Step 3: Trim low-quality a) regions and b) sequences
fastx_trimmer gets rid of particular regions of sequences, while fastq_quality_filter gets rid of whole sequences based on whether they match a quality threshold.
For fastx_trimmer, you can make a judgement of where to start and end the sequence based on what you see in FastQC, as discussed in class. But at least make sure that you trim the reads at this stage so they are no longer than 300 nt. Anything longer than that represents an error in the recording of the sequencing process. So for example in this command line ‘end’ would be 300.

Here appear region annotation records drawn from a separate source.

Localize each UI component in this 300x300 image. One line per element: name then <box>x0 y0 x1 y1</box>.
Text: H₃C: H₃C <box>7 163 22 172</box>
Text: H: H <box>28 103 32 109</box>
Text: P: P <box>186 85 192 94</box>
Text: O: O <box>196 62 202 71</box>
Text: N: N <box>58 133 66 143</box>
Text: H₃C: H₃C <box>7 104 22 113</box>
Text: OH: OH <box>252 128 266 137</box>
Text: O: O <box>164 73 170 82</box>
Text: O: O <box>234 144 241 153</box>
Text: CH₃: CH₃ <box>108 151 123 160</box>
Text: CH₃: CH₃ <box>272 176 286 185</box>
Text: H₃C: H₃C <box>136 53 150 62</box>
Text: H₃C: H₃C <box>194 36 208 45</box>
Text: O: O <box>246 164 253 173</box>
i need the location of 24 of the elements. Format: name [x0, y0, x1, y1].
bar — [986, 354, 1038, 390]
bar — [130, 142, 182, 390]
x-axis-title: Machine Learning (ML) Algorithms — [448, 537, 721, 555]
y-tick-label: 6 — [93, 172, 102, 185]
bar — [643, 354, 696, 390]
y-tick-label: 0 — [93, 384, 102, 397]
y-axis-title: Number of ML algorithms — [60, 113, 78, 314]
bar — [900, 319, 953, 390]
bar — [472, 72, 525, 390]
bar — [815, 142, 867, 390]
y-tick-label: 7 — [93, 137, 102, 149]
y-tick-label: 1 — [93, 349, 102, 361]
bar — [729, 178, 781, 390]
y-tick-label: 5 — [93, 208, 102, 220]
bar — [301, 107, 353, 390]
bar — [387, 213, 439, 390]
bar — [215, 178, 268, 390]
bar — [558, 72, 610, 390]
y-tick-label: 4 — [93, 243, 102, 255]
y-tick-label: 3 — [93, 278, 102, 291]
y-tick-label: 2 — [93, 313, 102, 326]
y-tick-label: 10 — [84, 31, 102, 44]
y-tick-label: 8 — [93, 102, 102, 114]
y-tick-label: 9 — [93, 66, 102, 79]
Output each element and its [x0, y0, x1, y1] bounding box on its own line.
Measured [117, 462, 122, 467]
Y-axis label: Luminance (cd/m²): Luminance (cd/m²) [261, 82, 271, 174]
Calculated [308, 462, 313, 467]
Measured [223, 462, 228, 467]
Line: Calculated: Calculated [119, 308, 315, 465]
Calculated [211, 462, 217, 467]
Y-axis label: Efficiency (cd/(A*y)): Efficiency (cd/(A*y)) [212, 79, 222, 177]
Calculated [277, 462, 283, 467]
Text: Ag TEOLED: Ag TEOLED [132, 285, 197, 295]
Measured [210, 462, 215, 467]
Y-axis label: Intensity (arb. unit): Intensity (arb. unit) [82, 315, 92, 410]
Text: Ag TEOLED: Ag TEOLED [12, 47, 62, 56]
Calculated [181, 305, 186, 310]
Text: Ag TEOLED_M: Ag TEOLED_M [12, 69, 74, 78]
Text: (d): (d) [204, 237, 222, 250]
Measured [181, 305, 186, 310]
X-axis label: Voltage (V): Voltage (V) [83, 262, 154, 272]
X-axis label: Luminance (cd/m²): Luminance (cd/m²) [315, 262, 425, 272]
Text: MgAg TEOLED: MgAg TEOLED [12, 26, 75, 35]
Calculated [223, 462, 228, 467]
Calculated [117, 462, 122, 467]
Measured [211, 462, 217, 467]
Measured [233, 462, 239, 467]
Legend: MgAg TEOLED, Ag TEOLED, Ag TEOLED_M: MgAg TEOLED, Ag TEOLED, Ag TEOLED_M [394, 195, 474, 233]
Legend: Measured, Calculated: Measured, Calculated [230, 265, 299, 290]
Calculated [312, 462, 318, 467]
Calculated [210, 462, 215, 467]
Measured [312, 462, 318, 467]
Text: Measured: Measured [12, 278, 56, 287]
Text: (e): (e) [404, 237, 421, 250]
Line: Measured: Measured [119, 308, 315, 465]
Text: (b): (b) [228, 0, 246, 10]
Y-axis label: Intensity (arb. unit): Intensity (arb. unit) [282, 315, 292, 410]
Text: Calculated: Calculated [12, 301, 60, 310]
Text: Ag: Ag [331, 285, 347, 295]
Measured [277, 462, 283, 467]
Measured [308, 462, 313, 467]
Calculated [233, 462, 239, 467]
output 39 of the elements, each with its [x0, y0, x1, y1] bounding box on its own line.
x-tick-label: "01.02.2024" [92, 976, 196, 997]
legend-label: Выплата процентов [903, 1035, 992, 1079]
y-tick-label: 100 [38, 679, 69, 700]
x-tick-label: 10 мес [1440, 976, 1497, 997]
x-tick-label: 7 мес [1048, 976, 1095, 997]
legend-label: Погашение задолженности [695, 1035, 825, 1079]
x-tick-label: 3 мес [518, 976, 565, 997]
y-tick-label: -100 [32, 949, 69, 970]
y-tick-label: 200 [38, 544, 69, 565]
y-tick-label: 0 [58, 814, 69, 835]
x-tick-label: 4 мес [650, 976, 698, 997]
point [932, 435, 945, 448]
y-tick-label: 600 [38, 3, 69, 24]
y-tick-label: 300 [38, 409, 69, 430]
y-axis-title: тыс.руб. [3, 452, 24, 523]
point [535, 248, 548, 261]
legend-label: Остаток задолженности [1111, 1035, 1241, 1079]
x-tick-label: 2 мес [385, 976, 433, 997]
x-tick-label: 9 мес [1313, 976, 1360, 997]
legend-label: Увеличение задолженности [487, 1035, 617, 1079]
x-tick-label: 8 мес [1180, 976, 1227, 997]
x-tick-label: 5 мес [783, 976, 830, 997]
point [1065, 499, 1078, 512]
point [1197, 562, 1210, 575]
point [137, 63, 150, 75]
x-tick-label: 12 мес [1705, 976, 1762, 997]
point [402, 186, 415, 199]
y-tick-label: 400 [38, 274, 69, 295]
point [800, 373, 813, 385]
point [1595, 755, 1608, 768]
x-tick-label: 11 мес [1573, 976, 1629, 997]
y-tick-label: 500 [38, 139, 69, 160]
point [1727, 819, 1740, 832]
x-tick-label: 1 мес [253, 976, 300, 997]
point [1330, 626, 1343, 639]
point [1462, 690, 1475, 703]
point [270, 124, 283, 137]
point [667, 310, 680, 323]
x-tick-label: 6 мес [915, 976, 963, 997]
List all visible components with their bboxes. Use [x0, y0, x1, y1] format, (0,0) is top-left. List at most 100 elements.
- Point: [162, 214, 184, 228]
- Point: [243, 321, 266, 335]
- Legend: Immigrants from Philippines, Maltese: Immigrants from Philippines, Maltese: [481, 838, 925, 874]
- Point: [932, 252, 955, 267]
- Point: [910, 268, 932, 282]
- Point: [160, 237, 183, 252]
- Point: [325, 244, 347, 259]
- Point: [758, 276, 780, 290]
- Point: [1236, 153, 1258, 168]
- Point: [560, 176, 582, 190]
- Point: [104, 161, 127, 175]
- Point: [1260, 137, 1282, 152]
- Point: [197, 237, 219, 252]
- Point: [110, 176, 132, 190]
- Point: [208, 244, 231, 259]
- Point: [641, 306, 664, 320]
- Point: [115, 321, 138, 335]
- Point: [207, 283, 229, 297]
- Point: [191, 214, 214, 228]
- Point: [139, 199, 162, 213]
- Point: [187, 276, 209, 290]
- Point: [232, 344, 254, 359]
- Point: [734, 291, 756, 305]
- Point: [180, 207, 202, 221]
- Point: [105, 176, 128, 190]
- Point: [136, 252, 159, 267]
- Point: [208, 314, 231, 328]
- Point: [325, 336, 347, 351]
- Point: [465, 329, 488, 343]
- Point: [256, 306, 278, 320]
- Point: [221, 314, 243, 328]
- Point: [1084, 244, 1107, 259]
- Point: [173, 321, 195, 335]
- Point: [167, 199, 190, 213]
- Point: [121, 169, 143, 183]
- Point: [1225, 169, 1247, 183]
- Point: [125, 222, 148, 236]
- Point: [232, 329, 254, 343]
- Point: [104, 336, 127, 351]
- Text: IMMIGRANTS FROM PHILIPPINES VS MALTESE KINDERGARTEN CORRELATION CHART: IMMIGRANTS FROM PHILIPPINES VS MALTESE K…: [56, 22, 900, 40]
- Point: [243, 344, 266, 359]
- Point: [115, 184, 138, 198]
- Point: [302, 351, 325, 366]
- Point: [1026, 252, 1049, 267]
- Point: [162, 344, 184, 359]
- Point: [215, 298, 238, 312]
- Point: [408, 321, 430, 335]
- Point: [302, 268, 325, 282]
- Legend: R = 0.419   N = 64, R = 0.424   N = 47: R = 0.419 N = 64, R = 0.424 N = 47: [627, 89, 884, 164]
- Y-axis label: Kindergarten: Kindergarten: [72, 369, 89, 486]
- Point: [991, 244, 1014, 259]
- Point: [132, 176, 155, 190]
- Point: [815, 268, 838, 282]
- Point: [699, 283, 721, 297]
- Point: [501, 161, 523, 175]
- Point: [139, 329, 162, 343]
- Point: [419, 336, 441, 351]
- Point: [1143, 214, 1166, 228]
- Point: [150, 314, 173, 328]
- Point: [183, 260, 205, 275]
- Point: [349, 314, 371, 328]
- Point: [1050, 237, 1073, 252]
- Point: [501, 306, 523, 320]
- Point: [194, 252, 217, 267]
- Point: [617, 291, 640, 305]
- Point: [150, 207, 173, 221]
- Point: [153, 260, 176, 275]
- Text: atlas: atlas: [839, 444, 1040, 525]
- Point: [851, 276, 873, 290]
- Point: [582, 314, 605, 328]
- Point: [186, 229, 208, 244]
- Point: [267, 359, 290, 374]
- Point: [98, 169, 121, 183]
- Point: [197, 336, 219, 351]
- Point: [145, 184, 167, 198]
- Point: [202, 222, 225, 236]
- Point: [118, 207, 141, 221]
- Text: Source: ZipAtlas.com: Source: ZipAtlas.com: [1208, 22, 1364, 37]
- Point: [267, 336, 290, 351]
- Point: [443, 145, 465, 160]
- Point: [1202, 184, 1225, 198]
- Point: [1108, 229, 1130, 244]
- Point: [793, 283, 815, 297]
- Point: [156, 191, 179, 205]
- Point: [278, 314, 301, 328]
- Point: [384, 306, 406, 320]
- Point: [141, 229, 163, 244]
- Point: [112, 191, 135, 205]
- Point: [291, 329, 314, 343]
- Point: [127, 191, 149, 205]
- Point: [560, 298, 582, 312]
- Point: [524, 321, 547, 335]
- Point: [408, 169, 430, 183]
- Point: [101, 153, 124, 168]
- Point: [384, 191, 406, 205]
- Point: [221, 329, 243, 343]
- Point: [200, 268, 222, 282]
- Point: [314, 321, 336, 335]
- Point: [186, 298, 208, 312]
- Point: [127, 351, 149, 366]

fastx_trimmer -v -f start -l end -i input.fastq -o output.fastq
For fastq_quality_filter the cutoffs are a little different. There’s a minimum quality score that must be reached and a certain percentage of the sequence must reach it. For instance, you could say that your quality score threshhold is 20, but only 50% of the sequence has to be that good. Or you could set a lower q-score threshhold but demand that more of the sequence match it. In a real study you would test different combinations and see what they do to the size of your data set! I’ll go over what we expect in quality scores for IonTorrent data in class.
fastq_quality_filter -v -q minimum -p percentage -i input.fastq -o output.fastq
Step 4: Assemble the genome
Once you finally have the data cleaned, you can assemble it using SPAdes. In past classes this has taken 15-20 minutes on our lab computers.
To make sure your command line is correct for your Ion Torrent data, note that the SPAdes authors provide special instructions specifically for Ion Torrent Reads, which are very different than the default advice for shorter Illumina reads. Make sure your own command line is correct. Your command line needs:
- a special flag indicating the data is Ion Torrent sequence
- a flag indicating that the data is single-end
- a set of k-mer values that are specifically designed for Ion Torrent data
- the name of an output directory to write results to
spades.py --options -s infile -o outdir -k seed,sizes,comma,separated
Step 5: Check the quality of the assembly
You can use the program QUAST to analyze the quality of your assembly and to compare it to a reference genome or to other assemblies. Like SPAdes, QUAST has a lot of options, and it is actually a python pipeline that hides a lot of action. It’s easy to install and comes with built in validation data. QUAST actually runs MUMmer and other analyses and produces a nice graphical report. An example command line for a data analysis with no reference genome might look like this:
~/Applications/quast-2.3/quast.py -o JY1305quast -t 500 –est-ref-size 5100000 –gage JY1305spades/contigs.fasta
This produces a number of files, including an interactive HTML report that you can open in your browser.
For your data set, you’ll need to run a slightly different command line. You will need to specify:
- a SPAdes contigs file as input
- a reference genome (FASTA) file
- a reference annotation (GFF) file
- a contig length filter — remember we’ve got long-ish reads of 300 nt, what size should you use?
- an output directory to write results to
I will show you where to get a reference genome and GFF file during class. Your ending command line will look something like this:
quast -o outdir -R reference.fasta -G reference.gff spadesout/contigs.fasta
Try out each of those commands in order. Once you are satisfied with your results, turn in both a plain text file with your sequence of commands, and your ending QUAST file. Talk to the other students in the class and see how picking different options in the workflow changes the ending results in terms of how many contigs are produced, etc.